I am notorious for leaving things to the last minute and this trip was no exception. I ended up paying a premium to fly from New York’s Newark airport to Calgary via Dallas (I will give you a moment to process the geographic implications of this) but it was totally worth it!
Banff is found in the Canadian State of Alberta and is 128km West of its capital city: Calgary and there are regular shuttle buses running from the airport to the town
Banff town is absolutely beautiful; it is literally perched in the middle of the Rocky Mountains and was the first town to be included within the boundary of the UNESCO listed Banff National Park. My friends’ apartment was on the main street and when I looked out the windows I could see I was surrounded by stunning snow capped mountains.
As it is within the national park it isn’t uncommon to see deer or moose wandering down the streets. I came across some deer on my way to the supermarket one night and tried to befriend them by calling them Bambi. This didn’t exactly get the desired result…
Some of the more well known things you can do in Banff include skiing, snowboarding, drinking, drinking or drinking. Of which we did our fair share.
But one of the lesser known things you can do is ice fishing.
So on a fine snowy winter morning in March we were picked up by our guide, a tall Canadian with a booming Alberta accent called Anders.
Anders drove us to through the forest where we got out and loaded our supplies onto a sled. We hiked through the trees until we were standing in the middle of a huge frozen lake surrounded by swirling snow.
As someone who grew up in one of the hottest parts of Australia I had never seen anything like it.

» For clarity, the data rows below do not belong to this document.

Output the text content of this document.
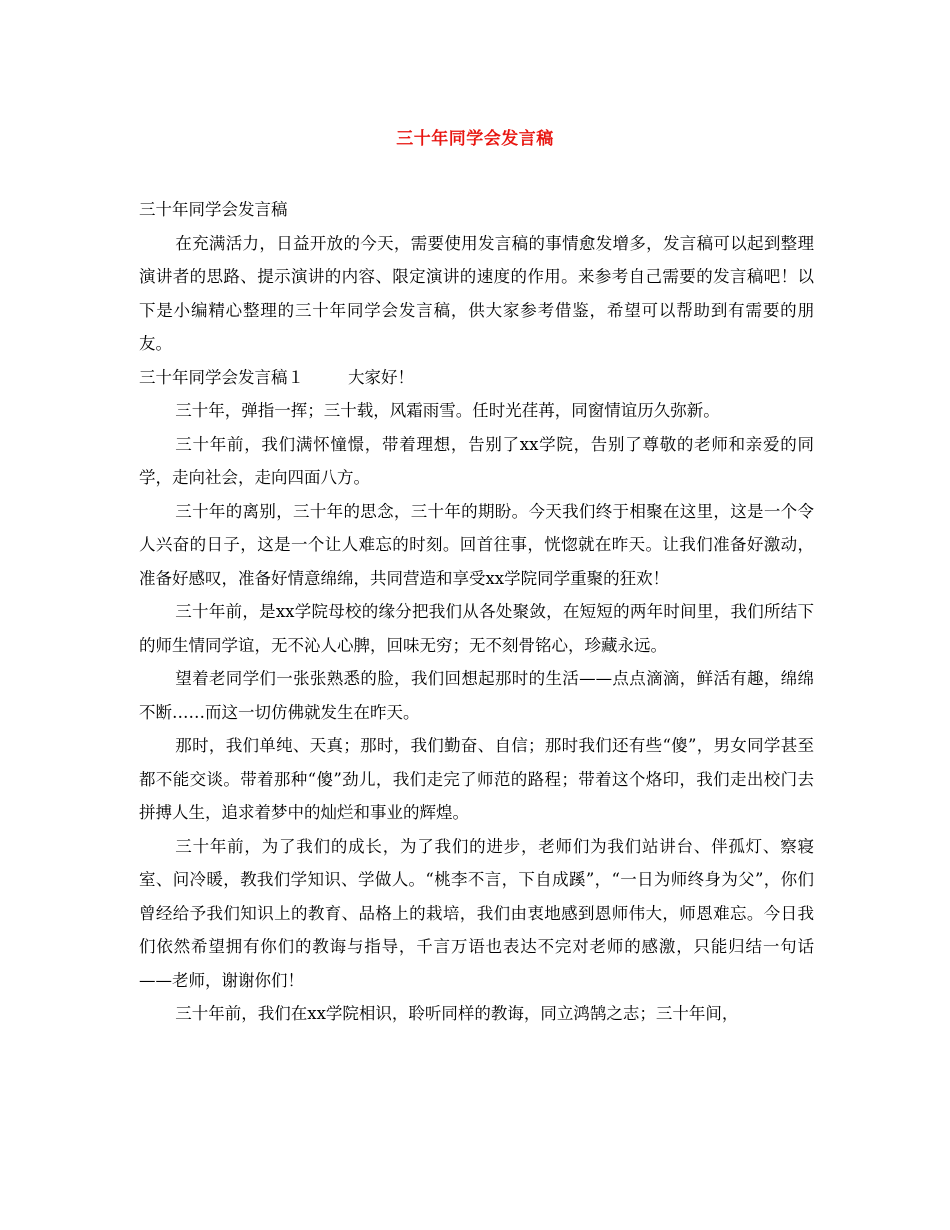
三十年同学会发言稿

三十年同学会发言稿

在充满活力，日益开放的今天，需要使用发言稿的事情愈发增多，发言稿可以起到整理演讲者的思路、提示演讲的内容、限定演讲的速度的作用。来参考自己需要的发言稿吧！以下是小编精心整理的三十年同学会发言稿，供大家参考借鉴，希望可以帮助到有需要的朋友。

三十年同学会发言稿１	大家好！

三十年，弹指一挥；三十载，风霜雨雪。任时光荏苒，同窗情谊历久弥新。

三十年前，我们满怀憧憬，带着理想，告别了xx学院，告别了尊敬的老师和亲爱的同学，走向社会，走向四面八方。

三十年的离别，三十年的思念，三十年的期盼。今天我们终于相聚在这里，这是一个令人兴奋的日子，这是一个让人难忘的时刻。回首往事，恍惚就在昨天。让我们准备好激动，准备好感叹，准备好情意绵绵，共同营造和享受xx学院同学重聚的狂欢！

三十年前，是xx学院母校的缘分把我们从各处聚敛，在短短的两年时间里，我们所结下的师生情同学谊，无不沁人心脾，回味无穷；无不刻骨铭心，珍藏永远。

望着老同学们一张张熟悉的脸，我们回想起那时的生活——点点滴滴，鲜活有趣，绵绵不断……而这一切仿佛就发生在昨天。

那时，我们单纯、天真；那时，我们勤奋、自信；那时我们还有些“傻”，男女同学甚至都不能交谈。带着那种“傻”劲儿，我们走完了师范的路程；带着这个烙印，我们走出校门去拼搏人生，追求着梦中的灿烂和事业的辉煌。

三十年前，为了我们的成长，为了我们的进步，老师们为我们站讲台、伴孤灯、察寝室、问冷暖，教我们学知识、学做人。“桃李不言，下自成蹊”，“一日为师终身为父”，你们曾经给予我们知识上的教育、品格上的栽培，我们由衷地感到恩师伟大，师恩难忘。今日我们依然希望拥有你们的教诲与指导，千言万语也表达不完对老师的感激，只能归结一句话——老师，谢谢你们！

三十年前，我们在xx学院相识，聆听同样的教诲，同立鸿鹄之志；三十年间，
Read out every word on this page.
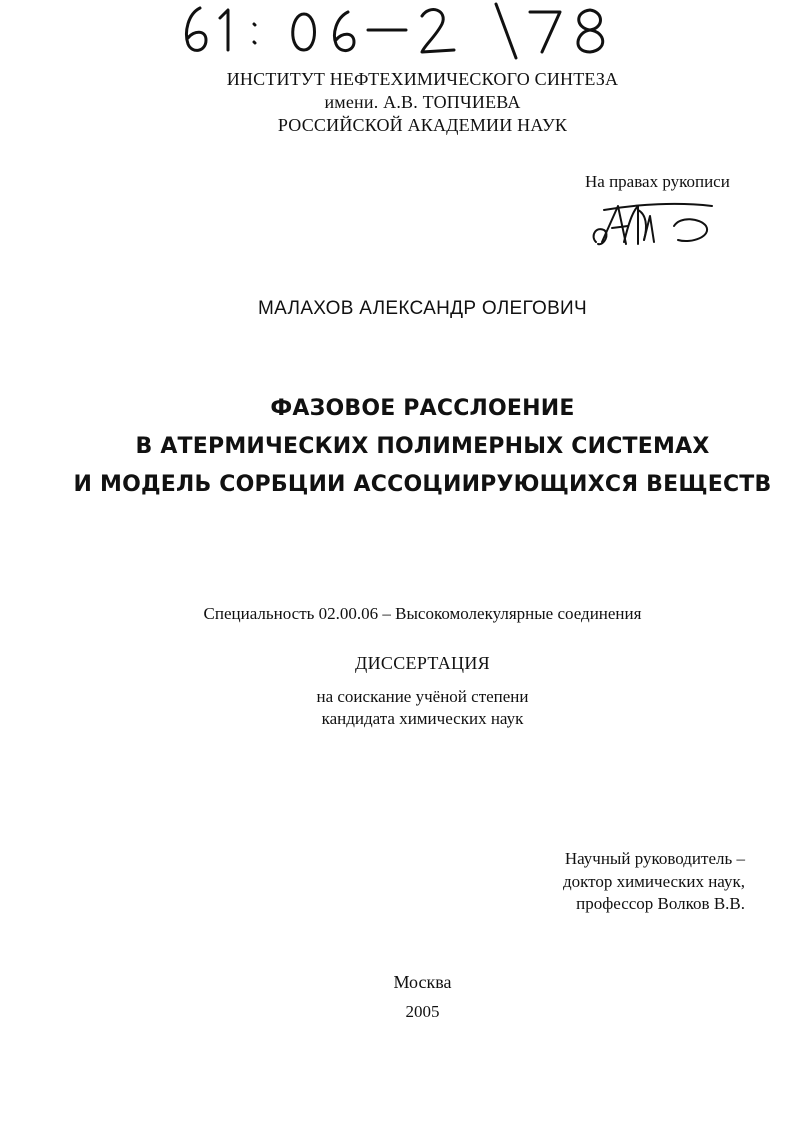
ИНСТИТУТ НЕФТЕХИМИЧЕСКОГО СИНТЕЗА
имени. А.В. ТОПЧИЕВА
РОССИЙСКОЙ АКАДЕМИИ НАУК
На правах рукописи
МАЛАХОВ АЛЕКСАНДР ОЛЕГОВИЧ
ФАЗОВОЕ РАССЛОЕНИЕ
В АТЕРМИЧЕСКИХ ПОЛИМЕРНЫХ СИСТЕМАХ
И МОДЕЛЬ СОРБЦИИ АССОЦИИРУЮЩИХСЯ ВЕЩЕСТВ
Специальность 02.00.06 – Высокомолекулярные соединения
ДИССЕРТАЦИЯ
на соискание учёной степени
кандидата химических наук
Научный руководитель –
доктор химических наук,
профессор Волков В.В.
Москва
2005
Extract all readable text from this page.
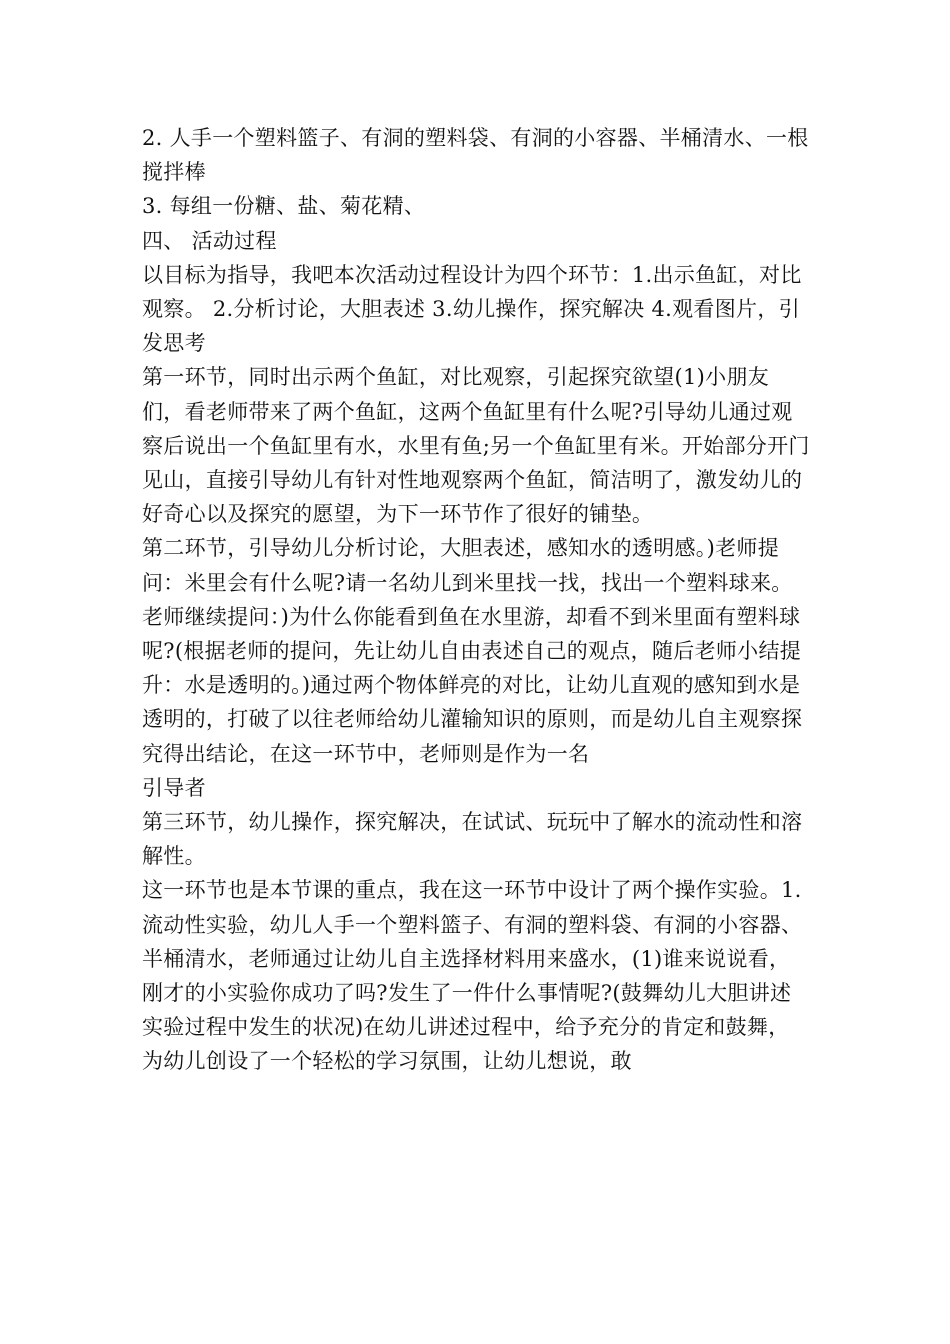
2. 人手一个塑料篮子、有洞的塑料袋、有洞的小容器、半桶清水、一根搅拌棒

3. 每组一份糖、盐、菊花精、

四、 活动过程

以目标为指导，我吧本次活动过程设计为四个环节：1.出示鱼缸，对比观察。 2.分析讨论，大胆表述 3.幼儿操作，探究解决 4.观看图片，引发思考

第一环节，同时出示两个鱼缸，对比观察，引起探究欲望(1)小朋友们，看老师带来了两个鱼缸，这两个鱼缸里有什么呢?引导幼儿通过观察后说出一个鱼缸里有水，水里有鱼;另一个鱼缸里有米。开始部分开门见山，直接引导幼儿有针对性地观察两个鱼缸，简洁明了，激发幼儿的好奇心以及探究的愿望，为下一环节作了很好的铺垫。

第二环节，引导幼儿分析讨论，大胆表述，感知水的透明感。)老师提问：米里会有什么呢?请一名幼儿到米里找一找，找出一个塑料球来。老师继续提问：)为什么你能看到鱼在水里游，却看不到米里面有塑料球呢?(根据老师的提问，先让幼儿自由表述自己的观点，随后老师小结提升：水是透明的。)通过两个物体鲜亮的对比，让幼儿直观的感知到水是透明的，打破了以往老师给幼儿灌输知识的原则，而是幼儿自主观察探究得出结论，在这一环节中，老师则是作为一名

引导者

第三环节，幼儿操作，探究解决，在试试、玩玩中了解水的流动性和溶解性。

这一环节也是本节课的重点，我在这一环节中设计了两个操作实验。1.流动性实验，幼儿人手一个塑料篮子、有洞的塑料袋、有洞的小容器、半桶清水，老师通过让幼儿自主选择材料用来盛水，(1)谁来说说看，刚才的小实验你成功了吗?发生了一件什么事情呢?(鼓舞幼儿大胆讲述实验过程中发生的状况)在幼儿讲述过程中，给予充分的肯定和鼓舞，为幼儿创设了一个轻松的学习氛围，让幼儿想说，敢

It felt like I was at the end of the world.
I was secretly scared that I would fall through the ice (like a Hanna-Barbera cartoon) however any concerns I had quickly vanished when Anders explained that the ice was 20 foot thick!
We were separated into groups and given a quick lesson on fishing (pull the rod up quickly when you feel a bite) and there we were sitting inside huts with our fishing lines down round holes that had been chiseled into the ice.
Which is how my friend J managed to hook a fish so big that it broke her rod. Luckily I videoed the entire hilarious event so we could show Anders, who didn’t exactly believe that us three girls could have hooked the biggest fish of the season and then let it get away!
At the end of the day Anders filleted and cooked the fish for us. I think it was a combination of spending the day out in the cold air and the fact that the fish couldn’t get any fresher that made it taste so good. Thankfully my lovely co-fisherman still let me eat some even though I hadn’t caught one.
You can book ice fishing trips from the information centre on the main street of Banff. You will have to get a fishing permit from the Canadian government but your guide will take you to get it before fishing.
For those worried about what to wear: I wore my own thermal tights and top and borrowed a ski jacket. Our guide supplied waterproof pants and shoes. Just check what clothes are supplied when you book, I wasn’t too keen on stumbling through forests and ice-sludge in my new Steve Madden boots.
I found this great video on the Tourism Canada site; they put cameras down the ice fishing holes so it gives you a good idea of what’s happening under your feet.
I can’t speak more highly about my ice fishing experience, people have literally been fishing like this for thousands of years in the great white north and I am sure they will continue to do so if they had as much fun as we did!